The term “strength and conditioning” in sports is relatively unknown in Japan, and specialty coaches are often confused with athletic trainers, who are skilled in prevention, evaluation, treatment and rehabilitation of athletic injuries.
Strength and conditioning is a method of improving your physical athletic ability and performance using exercise, which includes weight training. So for Japanese athletes to get bigger, faster and stronger, it’s almost required to become able to compete on par at the global level going forward as Japan will host some of the largest international sporting events, including the 2020 Tokyo Olympics.
Kazuhiko Tomooka, the performance director/general manager for the Dome Athlete House, a professional-level strength and conditioning training facility at Dome Corporation in Tokyo, insisted that strength and conditioning training is essential to improve athletes’ performance, especially if they want to become elite.
Tomooka has served as the head strength and conditioning coach for the Montreal Expos and Washington Nationals before joining Dome, the licensed distributor for U.S. sports product company Under Armour in Japan (Dome supports many professional athletes in Japan, such as Fukuoka SoftBank Hawks star Yuki Yanagita and rugby’s Akihito Yamada), in 2009. He recommended that athletes should begin strength training after reaching puberty in order to foster their athletic growth more effectively.
Tomooka said what’s required to become a better athlete depends on a particular sport, but generally an athlete should start working on strength training in high school.
“You work on getting the right posture, core training, squatting, deadlift, bench (press), chin-ups, clean techniques . . . then you can get to work on higher-level training,” Tomooka told The Japan Times.
Tomooka said that some forward-thinking high school teams and coaches have assigned their athletes strength and conditioning training, including weight lifting. He added that it is especially true in baseball.
“You see the baseball players’ physiques have changed now,” he said.
Tomooka is concerned that Japanese athletes focus too much on polishing techniques, playing just one sport, at younger ages.
“It’s important to play in different ways, doing a lot of things, like jumping and crawling for elementary school children,” said Tomooka, who earned a degree in health and human performance exercise and sports science at the University of Florida. “When you solely play soccer (since you are little), maybe you don’t have a lot of room for growth athletically and it narrows down the range of your body movements.”
Tomooka pointed out that Japanese athletes develop faster than other nation’s athletes because of their intensive training focused on technique starting at an early age, but it is happening a little too prematurely.
“You can do things (to a certain degree) because you have technique, but they get precocious and reach the ceiling early because you don’t have the physicality that you should have,” Tomooka said. “So their ‘prime time’ comes faster. When you see the Little League baseball, soccer or gymnastics (athletes), they become top finishers until the age of 18. But past that point, their performances are going down. The athletes in the U.S. and Europe get better after 20 years old.”
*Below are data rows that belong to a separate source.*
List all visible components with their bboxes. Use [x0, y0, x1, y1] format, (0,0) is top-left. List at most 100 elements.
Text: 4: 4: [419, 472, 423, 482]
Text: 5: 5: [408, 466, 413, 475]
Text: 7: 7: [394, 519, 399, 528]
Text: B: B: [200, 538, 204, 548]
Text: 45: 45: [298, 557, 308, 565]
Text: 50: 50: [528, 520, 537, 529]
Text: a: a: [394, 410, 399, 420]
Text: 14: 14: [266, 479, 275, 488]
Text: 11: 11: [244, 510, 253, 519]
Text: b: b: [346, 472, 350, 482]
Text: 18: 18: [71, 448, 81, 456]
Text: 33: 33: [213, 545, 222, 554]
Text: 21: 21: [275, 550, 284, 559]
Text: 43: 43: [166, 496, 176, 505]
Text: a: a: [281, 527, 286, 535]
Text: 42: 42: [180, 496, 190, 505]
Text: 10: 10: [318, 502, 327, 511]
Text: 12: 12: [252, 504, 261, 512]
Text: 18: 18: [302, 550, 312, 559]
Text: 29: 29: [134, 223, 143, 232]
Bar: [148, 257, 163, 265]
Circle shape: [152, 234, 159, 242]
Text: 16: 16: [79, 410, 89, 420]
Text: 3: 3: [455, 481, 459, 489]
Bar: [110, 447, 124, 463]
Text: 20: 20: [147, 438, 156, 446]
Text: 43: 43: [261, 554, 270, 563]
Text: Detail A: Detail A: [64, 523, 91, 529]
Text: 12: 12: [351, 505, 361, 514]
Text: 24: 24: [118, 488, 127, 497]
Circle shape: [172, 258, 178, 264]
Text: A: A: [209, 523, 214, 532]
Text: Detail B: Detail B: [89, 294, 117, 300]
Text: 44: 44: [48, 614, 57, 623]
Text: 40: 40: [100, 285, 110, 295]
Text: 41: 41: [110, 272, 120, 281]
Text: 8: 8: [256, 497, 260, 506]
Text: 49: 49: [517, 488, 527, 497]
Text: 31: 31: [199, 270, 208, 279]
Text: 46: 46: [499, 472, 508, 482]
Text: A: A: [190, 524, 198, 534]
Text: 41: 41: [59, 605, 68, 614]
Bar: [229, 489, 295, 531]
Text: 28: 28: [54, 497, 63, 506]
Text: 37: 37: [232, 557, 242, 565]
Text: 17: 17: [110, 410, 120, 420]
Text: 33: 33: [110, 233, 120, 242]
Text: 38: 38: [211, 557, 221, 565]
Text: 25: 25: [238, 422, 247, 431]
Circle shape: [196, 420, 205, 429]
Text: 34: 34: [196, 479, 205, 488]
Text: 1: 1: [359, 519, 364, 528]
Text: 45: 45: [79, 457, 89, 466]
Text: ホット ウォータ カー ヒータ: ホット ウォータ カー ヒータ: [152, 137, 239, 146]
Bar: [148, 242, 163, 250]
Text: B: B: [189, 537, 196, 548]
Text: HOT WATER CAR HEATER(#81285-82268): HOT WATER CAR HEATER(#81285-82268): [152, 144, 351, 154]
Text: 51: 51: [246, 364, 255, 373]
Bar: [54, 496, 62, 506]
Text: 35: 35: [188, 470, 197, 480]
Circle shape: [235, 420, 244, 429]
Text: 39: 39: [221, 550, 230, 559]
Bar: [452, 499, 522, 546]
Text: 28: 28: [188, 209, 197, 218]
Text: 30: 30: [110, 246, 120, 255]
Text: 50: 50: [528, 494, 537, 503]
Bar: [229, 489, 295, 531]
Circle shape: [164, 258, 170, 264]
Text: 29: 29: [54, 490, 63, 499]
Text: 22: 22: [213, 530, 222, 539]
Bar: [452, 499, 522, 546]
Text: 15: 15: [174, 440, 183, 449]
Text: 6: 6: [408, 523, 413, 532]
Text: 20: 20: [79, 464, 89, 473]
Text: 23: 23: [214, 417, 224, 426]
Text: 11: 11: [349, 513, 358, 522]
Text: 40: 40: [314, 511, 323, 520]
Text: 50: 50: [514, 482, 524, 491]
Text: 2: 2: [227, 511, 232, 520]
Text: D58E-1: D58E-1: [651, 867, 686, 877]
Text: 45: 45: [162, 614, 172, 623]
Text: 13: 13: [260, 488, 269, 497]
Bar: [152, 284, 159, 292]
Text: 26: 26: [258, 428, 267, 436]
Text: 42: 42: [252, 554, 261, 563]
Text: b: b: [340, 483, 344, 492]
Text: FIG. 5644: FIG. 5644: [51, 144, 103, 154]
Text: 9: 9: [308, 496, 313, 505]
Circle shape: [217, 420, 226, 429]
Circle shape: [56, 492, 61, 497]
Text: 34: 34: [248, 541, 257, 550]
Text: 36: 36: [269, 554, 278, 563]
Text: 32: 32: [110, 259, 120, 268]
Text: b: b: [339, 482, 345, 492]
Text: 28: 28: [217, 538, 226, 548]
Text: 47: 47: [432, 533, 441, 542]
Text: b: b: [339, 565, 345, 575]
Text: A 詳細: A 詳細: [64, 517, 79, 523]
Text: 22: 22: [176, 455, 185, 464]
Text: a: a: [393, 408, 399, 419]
Tomooka cited Jordan Spieth, one of the world’s top golfers, as a prime example of an athlete who didn’t focus on one sport as a child.
“Jordan Spieth played so many different sports like baseball and basketball,” Tomooka said. “Interestingly, he said he wanted to focus on one sport, but his mother was against it, saying he should play different things while he was little.”
Some pro and college teams in the United States have started calling strength and conditioning coaches “athletic performance specialists” and similar terms in recent years, because they work to improve athletes’ performance, not just making them bigger and stronger.
Whatever you call these specialists, their work is one of the key elements for further development of Japanese athletes in the future.